Muscle memory alone found first gear, and then I was rolling and everything was calm again. The lights demarcating apices stretched away up the hill, and the car flitted between them like a bellowing, VTEC-powered mixed metaphor.
That first night session was shamefully slow. Ten seconds or more off the pace I’d set earlier. Cars I’d eaten alive in daylight passed me constantly. The problem was track-out; with the far edge of every corner masked in shadow, each exit was a guessing game, and my guesses were far too conservative. The braking zone for the bowl was problematic as well- lacking the conventional references of sand and sky, gravity itself seemed to tilt hard left on entry, transforming the long corner into a vertical loop. Anticipating the disorientation, I’d brake too early, and then watch in dismay as once-distant headlights glued themselves to my bumper.
Between sessions, we drove up to the terrace at the top of the track, and watched the novice group run. They were shockingly composed, at least from afar- apparently Xtreme Speed’s instructors had done their job in the daylight sessions. Watching their lines through the tumbling, off-camber section after the bowl, I realized that I’d been further off-line than I thought, the well-lit track near the apex luring me in like a large, noisy moth.
With the fear gone, I could spend my second session focusing on rectifying the errors I’d made earlier. Every exit was still blind, but with a little autocross-trained forethought I found myself driving from memory, silently cheering every time the edge of the track appeared alongside. The rhythm came back, then the speed, and suddenly I was back on the hunt, blitzing car after car, until the flag fell, far too soon.
It was nearly midnight when I rolled back into the pits, the moon looming swollen, orange and alien beyond the end of the front straight. I’d never felt more alive; the rollercoaster of terror and total concentration and predatory joy left me wrung out and euphoric. The whole atmosphere had become intoxicating and vaguely surreal; the glowing brakes and spitting flames of the cars on track hypnotizing flickers in the darkness. I knew I should head home; three hours of freeway driving is monotonous when you’re well-rested, borderline lethal when fatigued, but all I wanted was to be back on track; to keep charging between pools of light like an astronaut leaving orbit, free from everything ordinary.
It’s taken me a few days to sit down and write about my first night track event. Maybe it was just exhaustion, but somehow everything about it seems more than a normal trackday. I’m left in absolute awe of the people who race at night; 200mph on the Mulsanne straight looks peaceful on television, but now seems utterly incomprehensible. The mental hurdles those drivers have overcome beggar belief.

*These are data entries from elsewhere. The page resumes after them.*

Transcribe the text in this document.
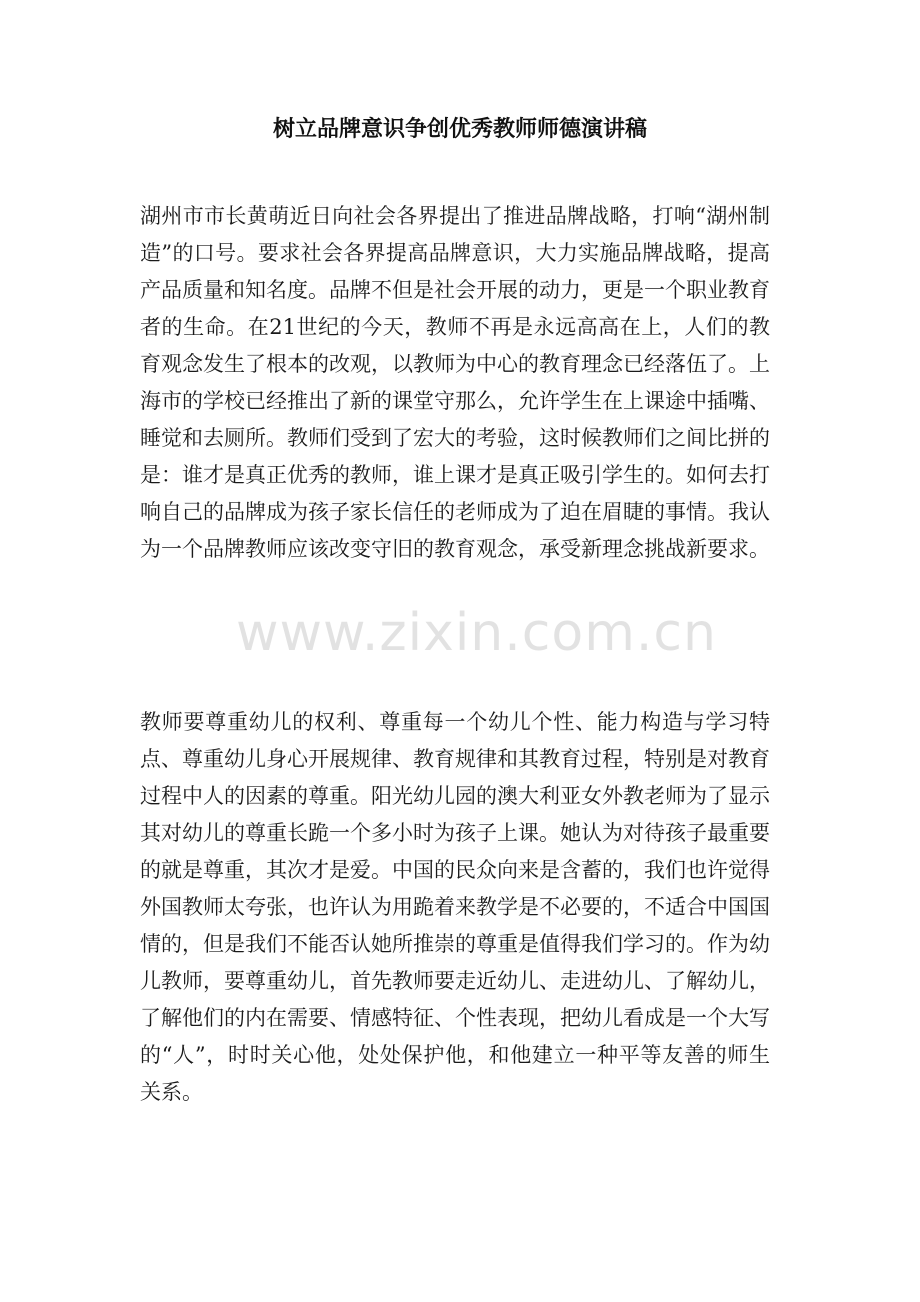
树立品牌意识争创优秀教师师德演讲稿

湖州市市长黄萌近日向社会各界提出了推进品牌战略，打响“湖州制造”的口号。要求社会各界提高品牌意识，大力实施品牌战略，提高产品质量和知名度。品牌不但是社会开展的动力，更是一个职业教育者的生命。在21世纪的今天，教师不再是永远高高在上，人们的教育观念发生了根本的改观，以教师为中心的教育理念已经落伍了。上海市的学校已经推出了新的课堂守那么，允许学生在上课途中插嘴、睡觉和去厕所。教师们受到了宏大的考验，这时候教师们之间比拼的是：谁才是真正优秀的教师，谁上课才是真正吸引学生的。如何去打响自己的品牌成为孩子家长信任的老师成为了迫在眉睫的事情。我认为一个品牌教师应该改变守旧的教育观念，承受新理念挑战新要求。

www.zixin.com.cn

教师要尊重幼儿的权利、尊重每一个幼儿个性、能力构造与学习特点、尊重幼儿身心开展规律、教育规律和其教育过程，特别是对教育过程中人的因素的尊重。阳光幼儿园的澳大利亚女外教老师为了显示其对幼儿的尊重长跪一个多小时为孩子上课。她认为对待孩子最重要的就是尊重，其次才是爱。中国的民众向来是含蓄的，我们也许觉得外国教师太夸张，也许认为用跪着来教学是不必要的，不适合中国国情的，但是我们不能否认她所推崇的尊重是值得我们学习的。作为幼儿教师，要尊重幼儿，首先教师要走近幼儿、走进幼儿、了解幼儿，了解他们的内在需要、情感特征、个性表现，把幼儿看成是一个大写的“人”，时时关心他，处处保护他，和他建立一种平等友善的师生关系。
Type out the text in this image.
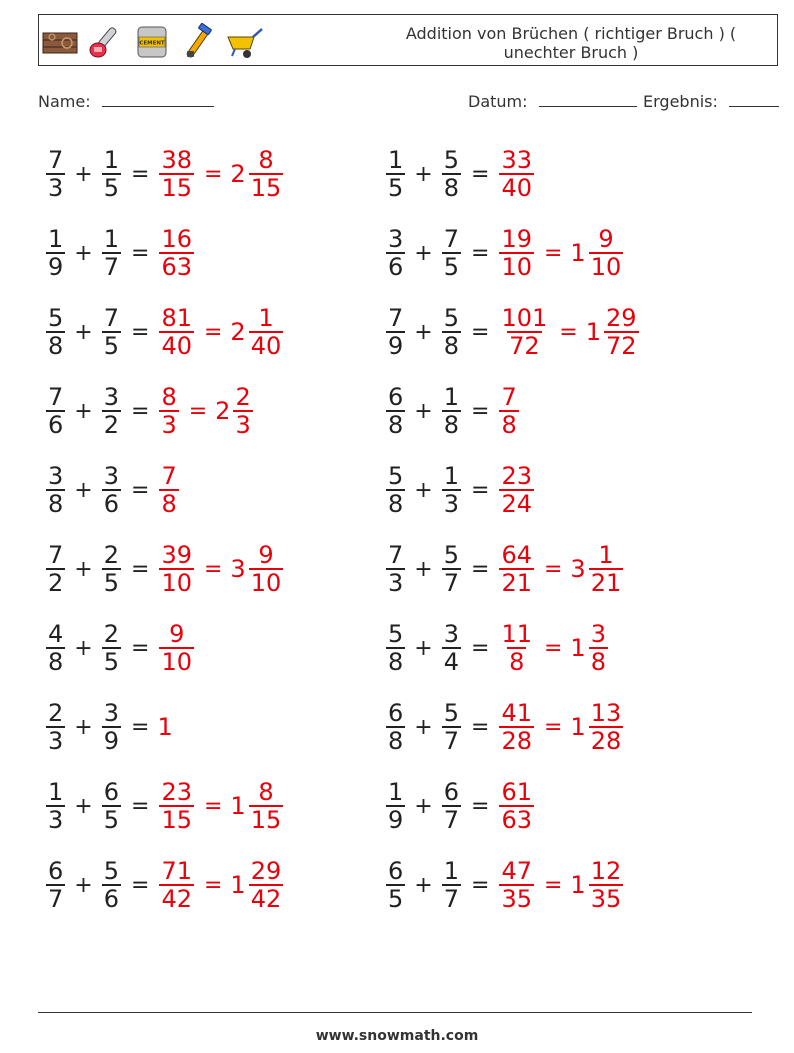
CEMENT
Addition von Brüchen ( richtiger Bruch ) ( unechter Bruch )
Name:	Datum:	Ergebnis:
$\frac{7}{3} + \frac{1}{5} = \frac{38}{15} = 2 \frac{8}{15}$	$\frac{1}{5} + \frac{5}{8} = \frac{33}{40}$
$\frac{1}{9} + \frac{1}{7} = \frac{16}{63}$	$\frac{3}{6} + \frac{7}{5} = \frac{19}{10} = 1 \frac{9}{10}$
$\frac{5}{8} + \frac{7}{5} = \frac{81}{40} = 2 \frac{1}{40}$	$\frac{7}{9} + \frac{5}{8} = \frac{101}{72} = 1 \frac{29}{72}$
$\frac{7}{6} + \frac{3}{2} = \frac{8}{3} = 2 \frac{2}{3}$	$\frac{6}{8} + \frac{1}{8} = \frac{7}{8}$
$\frac{3}{8} + \frac{3}{6} = \frac{7}{8}$	$\frac{5}{8} + \frac{1}{3} = \frac{23}{24}$
$\frac{7}{2} + \frac{2}{5} = \frac{39}{10} = 3 \frac{9}{10}$	$\frac{7}{3} + \frac{5}{7} = \frac{64}{21} = 3 \frac{1}{21}$
$\frac{4}{8} + \frac{2}{5} = \frac{9}{10}$	$\frac{5}{8} + \frac{3}{4} = \frac{11}{8} = 1 \frac{3}{8}$
$\frac{2}{3} + \frac{3}{9} = 1$	$\frac{6}{8} + \frac{5}{7} = \frac{41}{28} = 1 \frac{13}{28}$
$\frac{1}{3} + \frac{6}{5} = \frac{23}{15} = 1 \frac{8}{15}$	$\frac{1}{9} + \frac{6}{7} = \frac{61}{63}$
$\frac{6}{7} + \frac{5}{6} = \frac{71}{42} = 1 \frac{29}{42}$	$\frac{6}{5} + \frac{1}{7} = \frac{47}{35} = 1 \frac{12}{35}$
www.snowmath.com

Every racer knows The Fear; the lucky ones can conquer it and continue. So far, I’m lucky; it always vanishes as soon as there’s someone to chase down or a time to beat. I’m hooked on the night-track experience, too; autocross and the S2K Challenge sate my competitive side, but they just can’t match the adrenaline rush. Xtreme Speed plans to have more night events, first at Streets of Willow and then elsewhere; I’m going to attend as many as I can.